There are a couple ways to handle your factorings. In my world, we used four primary techniques:
- compiler flags (
- partial classes
- separate implementations
- Runtime decisions
So for example, we have build configurations for, C# with unmanaged code, C# with all managed code, C# for silverlight. In the C# unmanaged project we have a compile-time symbol
UNMANAGED, for C# we have
MANAGED and for the silverlight we have
SILVERLIGHT. This lets me inject small tasks into the code and share the same files across all projects. No big deal.
For partial classes, we have separate .cs files for each project that have implementations of the fringe code. This gets used in the cases where we couldn't make this work by having an abstract class as the parent class with most of the implementation and then the fringe code in concrete classes for each target. This works well enough.
For separate implementations, we acknowledge that there is little that can be shared between the code bases and we're better off with separate code. This is not ideal, but so be it.
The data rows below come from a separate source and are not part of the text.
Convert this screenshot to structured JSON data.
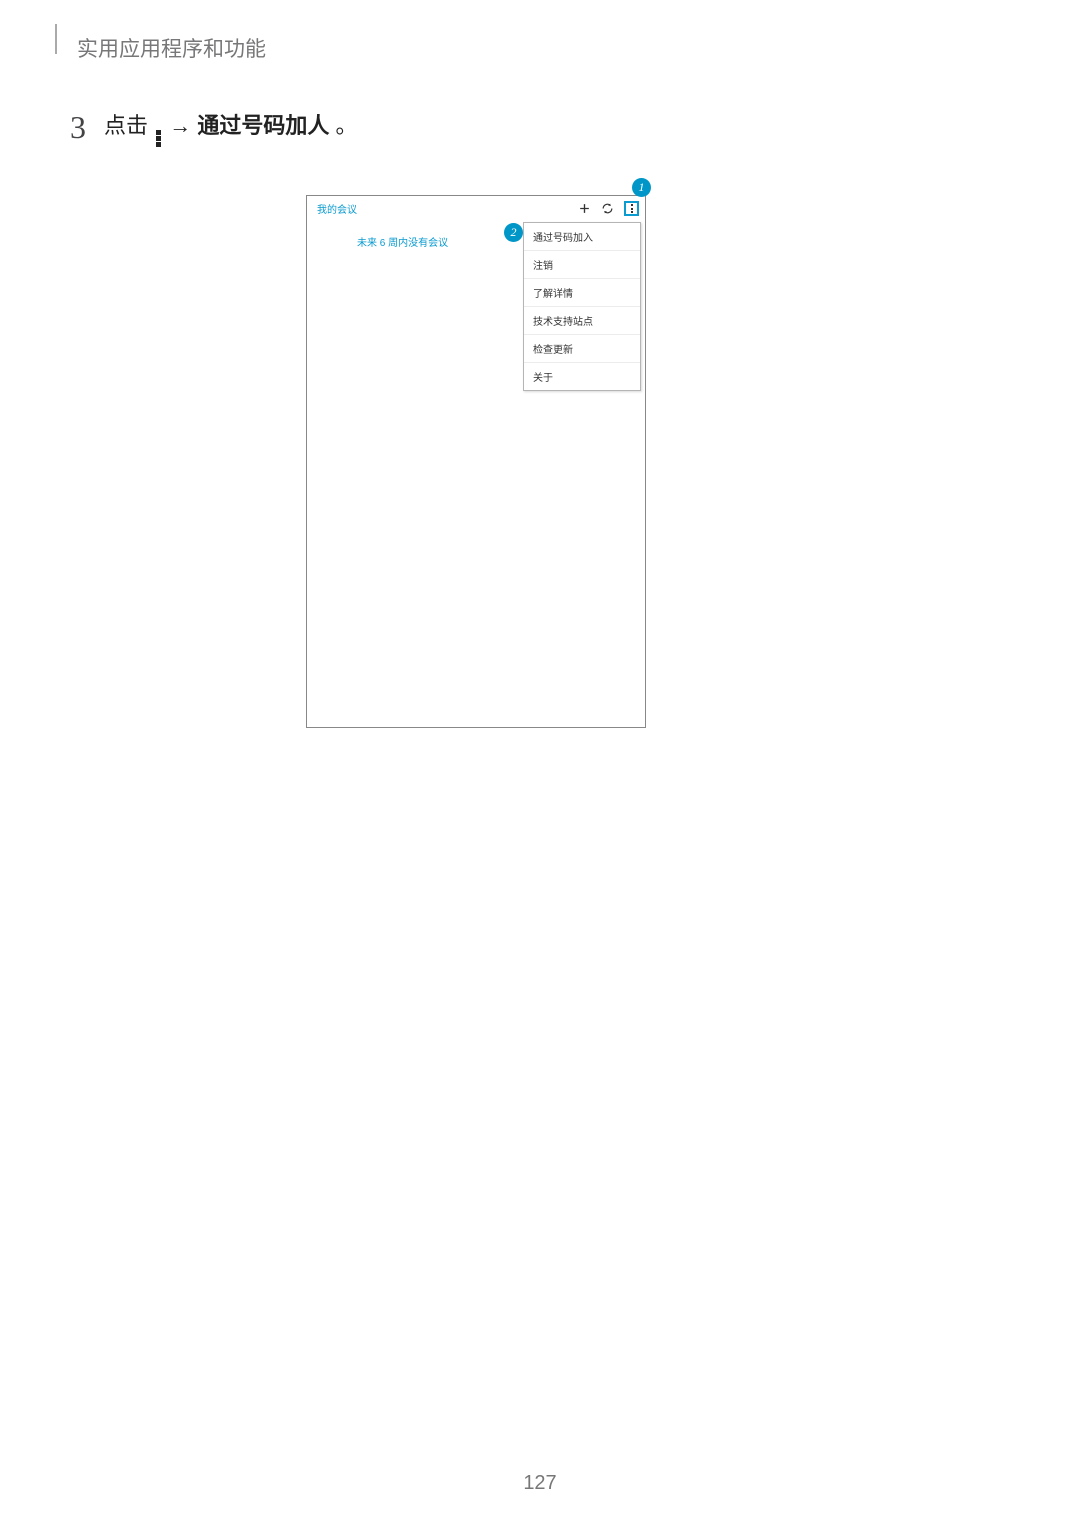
{
  "section_title": "实用应用程序和功能",
  "step": {
    "number": "3",
    "prefix": "点击 ",
    "arrow": " → ",
    "bold_text": "通过号码加人",
    "suffix": "。"
  },
  "phone": {
    "title": "我的会议",
    "empty_text": "未来 6 周内没有会议",
    "menu": [
      "通过号码加入",
      "注销",
      "了解详情",
      "技术支持站点",
      "检查更新",
      "关于"
    ]
  },
  "callouts": {
    "c1": "1",
    "c2": "2"
  },
  "page_number": "127"
}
For runtime checks, it's exactly that. Rather than check for
DEBUG in a
#if, you use a runtime check for a setting to make that choice. Unless you've got heinously huge debug scaffolding, this is not a bad choice as it also lets you do field debugging (but you may have delivery constraints that prevent it).
Personally, I try to avoid the compiler flags. They make the code harder to read. Honestly, though, there are times where they make sense. We've had classes that wouldn't compile in silverlight just because of the class declaration (I think it was ObservableCollection that wasn't available) and we had to inherit from something else. Everything else worked fine.